After previously declaring it would not contribute to the Green Climate Fund (GCF), Foreign Minister Julie Bishop announced yesterday that Australia would (after all) contribute $200 million over four years. This money will come out of Australia’s recently diminished aid budget and is therefore not “new and additional” to the government’s supposed Millennium Goals commitment to provide 0.7% of gross national income towards overseas development assistance. It also compares unfavourably to the Labor government’s contribution of $500 million to “fast start” climate finance in 2012.

Nonetheless, it is a welcome announcement that prevented Australia’s climate reputation from hitting rock bottom. It will keep Australia on the Green Climate Fund Board. The announcement was also cunningly timed. Australia’s modest contribution of $200 million was the final one that brought the fund over the much desired $10 billion mark (on top of, for example, Japan’s US$1.5 billion). Thank you, Australia, for providing the last straw.

The climate finance contributions announced by Australia and other countries at the Lima conference are merely part of an ongoing collective effort by developed countries to raise at least $100 billion by 2020 to help poorer countries pursue decarbonisation and adapt to the unavoidable impacts of climate change. These are the countries that have contributed least to the problem of climate change and expected to suffer the most from harmful impacts.

Meanwhile, Bishop and Trade Minister Andrew Robb have been engaged in bilaterals with other parties, including the United States and China, explaining Australia’s position.

Today, Bishop announced this position publicly in another — albeit very short — statement in the plenary session. She declared that Australia supported a strong and effective treaty but it must not hamper economic growth. She also announced that Australia wanted the Paris agreement to move beyond the rigid binary between developed and developing countries towards a more level playing field. Predictably, she defended the government’s Direct Action plan and declared that Australia had an ambitious 2020 target and that its actions were comparable with those other developed countries.

Most delegates and observers at the negotiations would beg to differ. Indeed, Germanwatch’s Climate Performance Index of 2014 ranked Australia 57th out of 58 OECD countries (Canada was 58, Denmark headed the list at No. 4, and no countries were awarded first, second or third place). At the time of writing, Australia also tops the league ladder of Climate Action Network’s daily “Fossil of the Day” award by a long stretch.

In her plenary appearance, Bishop also announced that Australia had established a prime ministerial taskforce to prepare Australia’s “nationally determined contribution” towards the collective mitigation effort for the post-2020 period. This will be made known by mid-2015, bucking the expectation that they be provided no later than first quarter of 2015.

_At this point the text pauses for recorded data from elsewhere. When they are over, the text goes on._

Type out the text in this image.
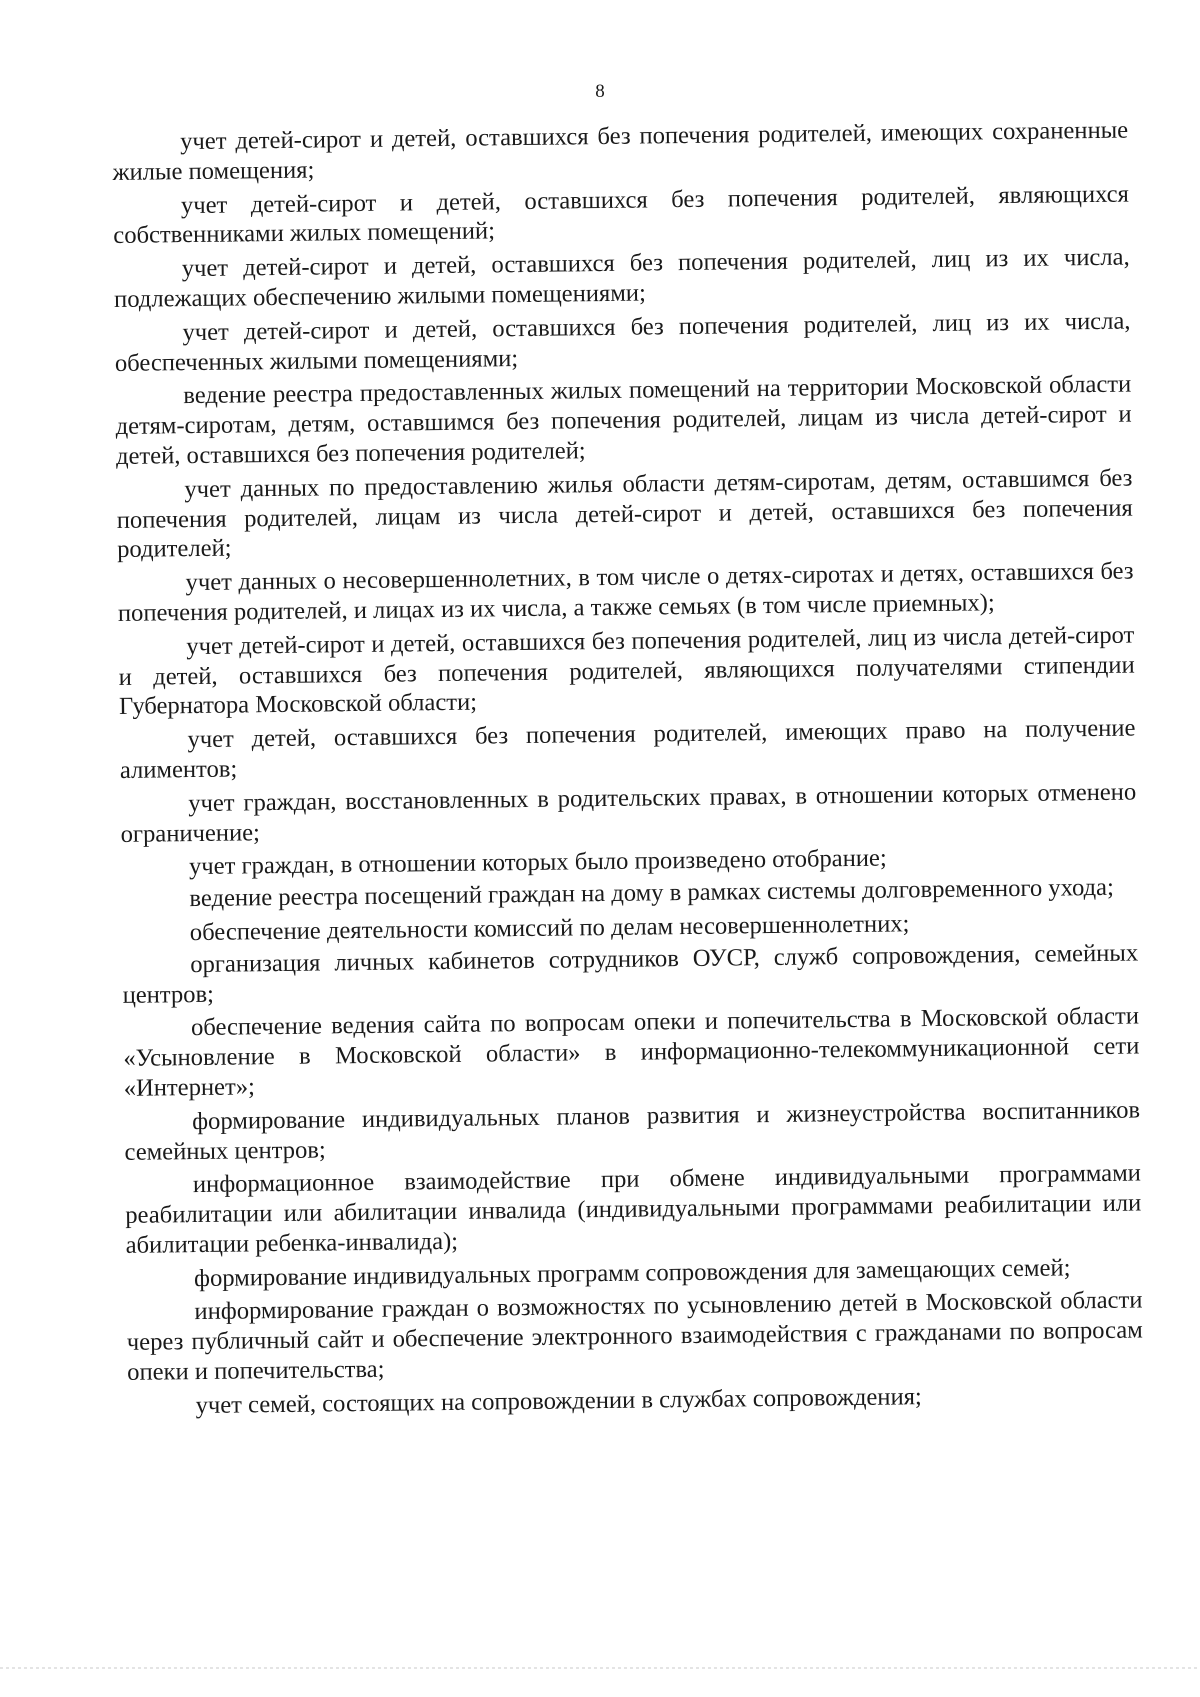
8

учет детей-сирот и детей, оставшихся без попечения родителей, имеющих сохраненные жилые помещения;

учет детей-сирот и детей, оставшихся без попечения родителей, являющихся собственниками жилых помещений;

учет детей-сирот и детей, оставшихся без попечения родителей, лиц из их числа, подлежащих обеспечению жилыми помещениями;

учет детей-сирот и детей, оставшихся без попечения родителей, лиц из их числа, обеспеченных жилыми помещениями;

ведение реестра предоставленных жилых помещений на территории Московской области детям-сиротам, детям, оставшимся без попечения родителей, лицам из числа детей-сирот и детей, оставшихся без попечения родителей;

учет данных по предоставлению жилья области детям-сиротам, детям, оставшимся без попечения родителей, лицам из числа детей-сирот и детей, оставшихся без попечения родителей;

учет данных о несовершеннолетних, в том числе о детях-сиротах и детях, оставшихся без попечения родителей, и лицах из их числа, а также семьях (в том числе приемных);

учет детей-сирот и детей, оставшихся без попечения родителей, лиц из числа детей-сирот и детей, оставшихся без попечения родителей, являющихся получателями стипендии Губернатора Московской области;

учет детей, оставшихся без попечения родителей, имеющих право на получение алиментов;

учет граждан, восстановленных в родительских правах, в отношении которых отменено ограничение;

учет граждан, в отношении которых было произведено отобрание;

ведение реестра посещений граждан на дому в рамках системы долговременного ухода;

обеспечение деятельности комиссий по делам несовершеннолетних;

организация личных кабинетов сотрудников ОУСР, служб сопровождения, семейных центров;

обеспечение ведения сайта по вопросам опеки и попечительства в Московской области «Усыновление в Московской области» в информационно-телекоммуникационной сети «Интернет»;

формирование индивидуальных планов развития и жизнеустройства воспитанников семейных центров;

информационное взаимодействие при обмене индивидуальными программами реабилитации или абилитации инвалида (индивидуальными программами реабилитации или абилитации ребенка-инвалида);

формирование индивидуальных программ сопровождения для замещающих семей;

информирование граждан о возможностях по усыновлению детей в Московской области через публичный сайт и обеспечение электронного взаимодействия с гражданами по вопросам опеки и попечительства;

учет семей, состоящих на сопровождении в службах сопровождения;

It is clear that the main focus of this taskforce will be on what Australia’s trading partners are doing rather than on the science of climate change, the recommendations of the Climate Change Authority or what might be a fair contribution for a rich country that is making a major contribution to the problem of climate change.

Enter Robb, who had already declared yesterday that Australia would not sign up to a new climate agreement in Paris if it would put Australia at a disadvantage to its trade competitors.

More fundamentally, Australia has questioned the goal of achieving carbon neutrality by 2050, which is included in the draft negotiating text of the new agreement. Indeed, Bishop made it clear yesterday that she was nonplussed as to why anyone would want a fossil fuel-free world by 2050.

In short, Australia sees climate leadership as a sucker’s game and climate laggardship as the smart way to operate because it believes that fossil fuels are here to stay. These are very unsafe assumptions that risk not only Australia’s international reputation but also its long-term prosperity. If only Australia would look over the horizon and see what is coming: either dangerous climate change, for which we are poorly prepared, or a world that will become increasingly disinclined to buy our fossil fuel exports, which will leave us economically stranded.

Meanwhile, all eyes are tracking the draft COP decision proposed by the co-chairs, which will be worked over by ministers over the next two to three days to produce the final decision of the conference. The much longer draft negotiating text of the Paris agreement will remain a work in progress until it is finalised at COP21 in Paris at the end of 2015. However, it is hoped that the ministers will find ways of narrowing the differences in the negotiating text, particularly over the major sticking points of differentiated responsibilities, and the legal form in which the party’s “intended nationally determined contributions” are expressed.

However, there is one thing about which there is deep agreement among most of the negotiators, and that is the remarkably soothing effects of a Peruvian cocktail called a pisco sour, which is available in the corridors. Let’s hope it brings the negotiators together in the final hour.